On October 3, 1942, the “3. “large transport of old people” from the Moabit freight station to the Theresienstadt ghetto, now Terezin in the Czech Republic, where the freight wagons arrived the next day. Rudolf and Alice Bachrach were among the more than 1,000 deportees. They had numbers 135 and 136 in the transport list. On November 22, 1942, Rudolf died there at the age of 65 from “blockage of the coronary arteries of the heart,” as an official death notice would have you believe. The funeral took place two days later. On May 16, 1944, Alice Bachrach was deported from the Theresienstadt transit camp to the Auschwitz concentration and extermination camp, where she died or was murdered. The official date of death was May 8, 1945, the end of the war. Less than 10 percent of those “deported” returned after the war, which earned the transport “Ea” the characterization of a “death transport”.

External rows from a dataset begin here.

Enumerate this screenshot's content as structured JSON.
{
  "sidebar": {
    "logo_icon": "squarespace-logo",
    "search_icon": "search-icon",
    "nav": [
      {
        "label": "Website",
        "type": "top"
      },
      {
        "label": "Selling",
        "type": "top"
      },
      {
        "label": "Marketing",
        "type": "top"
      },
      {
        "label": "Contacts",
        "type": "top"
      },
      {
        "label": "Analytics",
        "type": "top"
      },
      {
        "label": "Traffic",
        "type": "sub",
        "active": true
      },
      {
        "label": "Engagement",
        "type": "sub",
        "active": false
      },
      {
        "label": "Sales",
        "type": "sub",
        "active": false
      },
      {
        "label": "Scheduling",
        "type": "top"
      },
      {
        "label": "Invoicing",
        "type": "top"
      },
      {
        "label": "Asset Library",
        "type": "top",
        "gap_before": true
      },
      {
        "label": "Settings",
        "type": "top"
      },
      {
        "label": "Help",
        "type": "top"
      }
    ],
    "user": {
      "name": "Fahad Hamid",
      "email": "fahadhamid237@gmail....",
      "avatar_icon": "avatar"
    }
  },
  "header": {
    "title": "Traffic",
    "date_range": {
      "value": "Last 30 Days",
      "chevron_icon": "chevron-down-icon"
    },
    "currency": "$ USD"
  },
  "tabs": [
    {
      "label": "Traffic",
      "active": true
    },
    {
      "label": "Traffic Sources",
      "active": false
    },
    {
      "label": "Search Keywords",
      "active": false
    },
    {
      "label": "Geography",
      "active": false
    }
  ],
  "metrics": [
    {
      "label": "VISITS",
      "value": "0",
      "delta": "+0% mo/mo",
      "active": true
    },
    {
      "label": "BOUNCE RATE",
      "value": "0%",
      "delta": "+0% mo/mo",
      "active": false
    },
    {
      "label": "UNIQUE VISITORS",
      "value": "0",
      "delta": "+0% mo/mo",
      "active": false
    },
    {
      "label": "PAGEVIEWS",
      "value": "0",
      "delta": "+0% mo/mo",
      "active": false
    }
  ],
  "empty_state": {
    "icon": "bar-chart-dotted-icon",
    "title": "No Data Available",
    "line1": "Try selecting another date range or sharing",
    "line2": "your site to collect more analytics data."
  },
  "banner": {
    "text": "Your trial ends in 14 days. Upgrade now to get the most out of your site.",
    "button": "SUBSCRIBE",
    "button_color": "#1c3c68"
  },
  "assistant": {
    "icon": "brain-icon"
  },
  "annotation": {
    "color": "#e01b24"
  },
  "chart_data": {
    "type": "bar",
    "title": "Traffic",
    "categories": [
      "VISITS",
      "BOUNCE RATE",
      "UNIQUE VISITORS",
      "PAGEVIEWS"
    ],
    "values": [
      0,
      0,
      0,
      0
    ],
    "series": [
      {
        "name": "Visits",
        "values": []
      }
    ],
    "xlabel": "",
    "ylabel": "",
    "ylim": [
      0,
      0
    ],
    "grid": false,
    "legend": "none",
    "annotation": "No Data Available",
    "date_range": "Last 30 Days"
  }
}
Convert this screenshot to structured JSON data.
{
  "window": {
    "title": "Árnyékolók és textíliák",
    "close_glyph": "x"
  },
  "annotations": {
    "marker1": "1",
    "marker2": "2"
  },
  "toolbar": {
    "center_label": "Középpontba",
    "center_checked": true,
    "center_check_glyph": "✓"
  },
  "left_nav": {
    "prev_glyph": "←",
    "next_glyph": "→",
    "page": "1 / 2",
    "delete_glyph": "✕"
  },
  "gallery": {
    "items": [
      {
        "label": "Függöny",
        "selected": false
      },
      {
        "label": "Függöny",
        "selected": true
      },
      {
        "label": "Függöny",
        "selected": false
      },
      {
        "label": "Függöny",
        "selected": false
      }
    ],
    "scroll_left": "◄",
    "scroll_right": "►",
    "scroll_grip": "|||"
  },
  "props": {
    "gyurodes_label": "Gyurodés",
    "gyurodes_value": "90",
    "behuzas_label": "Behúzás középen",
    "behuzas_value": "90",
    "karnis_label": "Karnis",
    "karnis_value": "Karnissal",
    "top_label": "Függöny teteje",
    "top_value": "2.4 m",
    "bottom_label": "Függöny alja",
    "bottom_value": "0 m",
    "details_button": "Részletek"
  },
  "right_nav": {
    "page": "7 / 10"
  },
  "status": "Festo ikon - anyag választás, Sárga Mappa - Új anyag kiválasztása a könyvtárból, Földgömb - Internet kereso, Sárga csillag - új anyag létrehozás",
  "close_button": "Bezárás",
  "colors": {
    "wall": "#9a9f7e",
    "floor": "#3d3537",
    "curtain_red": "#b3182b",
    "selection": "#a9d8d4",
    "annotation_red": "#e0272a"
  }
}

Their son Karl was sales manager at Tegro Technische Großhandlungsgesellschaft m.b.H. from 1934. busy. On November 19 (or 10) 1938 he was arrested as a result of the Nuremberg Laws and imprisoned in the Sachsenhausen concentration camp until December 21, 1938. He was then dismissed without notice by his employer. On March 21, 1939, he emigrated to England and was a recipient of support from English committees there until May 1940. In the same year he was sent to Canada, where he was looked after by the Canadian government in a refugee camp until the end of January 1942. In February 1942 he got his first permanent job. Karl settled in Canada, changed his name to Charles Karl Barclay in 1944, married and worked as a merchant. He survived the war.